Step 3: The Rule 26(f) Meeting And Disclosures
Counsel's biggest safety net is the Rule 26(f) conference. Viewed through the lens of E-Discovery, the Rule 26(f) conference takes on a dramatic importance. The Rule 26(f) conference is the principle disclosure point, and through disclosure, counsel obtains the maximum protection and risk reduction.

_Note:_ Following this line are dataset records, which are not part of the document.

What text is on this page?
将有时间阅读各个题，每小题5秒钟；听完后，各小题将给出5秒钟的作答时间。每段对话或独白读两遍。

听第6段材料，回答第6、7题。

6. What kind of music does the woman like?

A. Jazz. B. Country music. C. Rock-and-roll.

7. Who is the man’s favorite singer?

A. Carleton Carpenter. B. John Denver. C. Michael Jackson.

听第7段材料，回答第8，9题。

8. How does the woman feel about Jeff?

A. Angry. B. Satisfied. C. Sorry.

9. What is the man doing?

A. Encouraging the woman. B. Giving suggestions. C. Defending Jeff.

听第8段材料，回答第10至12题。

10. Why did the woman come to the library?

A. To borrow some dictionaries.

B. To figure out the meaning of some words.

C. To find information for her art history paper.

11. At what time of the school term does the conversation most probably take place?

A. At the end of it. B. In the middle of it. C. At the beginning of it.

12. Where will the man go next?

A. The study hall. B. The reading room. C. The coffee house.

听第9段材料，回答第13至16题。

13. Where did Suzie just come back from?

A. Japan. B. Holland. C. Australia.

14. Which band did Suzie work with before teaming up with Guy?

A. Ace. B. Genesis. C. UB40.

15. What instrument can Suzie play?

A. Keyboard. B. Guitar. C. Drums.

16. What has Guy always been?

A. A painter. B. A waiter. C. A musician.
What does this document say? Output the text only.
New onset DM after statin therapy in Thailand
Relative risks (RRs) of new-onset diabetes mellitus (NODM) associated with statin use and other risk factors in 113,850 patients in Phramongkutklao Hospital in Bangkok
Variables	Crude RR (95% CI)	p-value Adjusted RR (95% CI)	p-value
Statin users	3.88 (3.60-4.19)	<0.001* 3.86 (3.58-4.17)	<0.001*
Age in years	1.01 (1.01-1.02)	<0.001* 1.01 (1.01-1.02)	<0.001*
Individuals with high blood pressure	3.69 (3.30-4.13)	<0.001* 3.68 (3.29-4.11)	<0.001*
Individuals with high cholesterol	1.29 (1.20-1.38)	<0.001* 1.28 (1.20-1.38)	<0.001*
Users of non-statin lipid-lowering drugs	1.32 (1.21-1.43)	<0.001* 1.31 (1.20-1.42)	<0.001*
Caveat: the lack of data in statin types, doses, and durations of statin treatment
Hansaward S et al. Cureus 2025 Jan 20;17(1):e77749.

The Rule 26(f) conference must be the subject of thorough preparation. At a minimum, counsel must be prepared to discuss the opposition the following E-Discovery topics:
1. all locations of ESI (including backup tapes);
2. the kinds of ESI (emails, spreadsheet, digital voice, etc.);
3. the accessibility of ESI;
4. the cost of retrieving ESI;
5. the methods and searches for retrieving ESI;
6. the materiality and relevance of the various locations of ESI;
7. what ESI should be preserved in its original form;
8. the costs of preservation ESI (the cost of forensic images and back up tapes);
9. the form of ESI production.4
The Rule 26(f) conference should be undertaken as early as possible. Why? Because these disclosures will provide a safety net! If the opposition accepts your decisions regarding preservation, then the potential for any future sanctions related to deleted or lost information are dramatically reduced, if not eliminated. Alternatively, if the opposition challenges your decisions, remedial action can be promptly taken and the cost of such preservation can arguably be passed on to the challenging party. For example, if a decision has been made not to forensically copy each secretary's hard drive, and the opposition does not challenge this decision at the Rule 26(f) conference, a motion for sanctions based upon a future loss of data from the unallocated space of the secretary's desktop hard drive is likely to receive a poor judicial reception. On the other hand, if the opposition disagrees with the preservation decision, the matter can be promptly brought to the court's attention. If court action is not likely in the short term, the desktop can be forensically imaged with its cost potentially passed on the opposition later when the court rules the benefit of such preservation is so minimal that the cost should be shifted.
E-Discovery presents the specter of formidable costs and increased litigation risks. But, both costs and risks of E-Discovery can be dramatically reduced through the hard work of self-analysis, reasoned preservation, and Rule 26(f) disclosure. 1 Federal Rules of Civil Procedure, www.law.cornell.edu/rules/frcp/.
2 The Sedona Conference, www.thesedonaconference.org/
3 See e.g. Zubalake v. USB Warburg, 2004 WL 1620866 (S.D.N.Y July 20, 2004); Coleman (Parent) Holding v. Morgan Stanley & Co., Inc., 2005 WL 679071 (Fla. Cir. Ct. Mar 1, 2005 ); Coleman (Parent) Holding, Inc. No. CA 03-50-45 Al (Fla.Cir.Ct. Mar. 23, 2005).
4 See e.g. Local Rules for the United States District Court of Kansas, www.ksd.uscourts.gov/attorney/electronicdiscoveryguidelines.pdf.
William F. Hamilton is a partner in the Tampa office of Holland & Knight LLP, where he practices in the commercial litigation area. The author wishes to thank his Holland & Knight colleagues Sonya Strnad and Woody Pollack for their editorial assistance.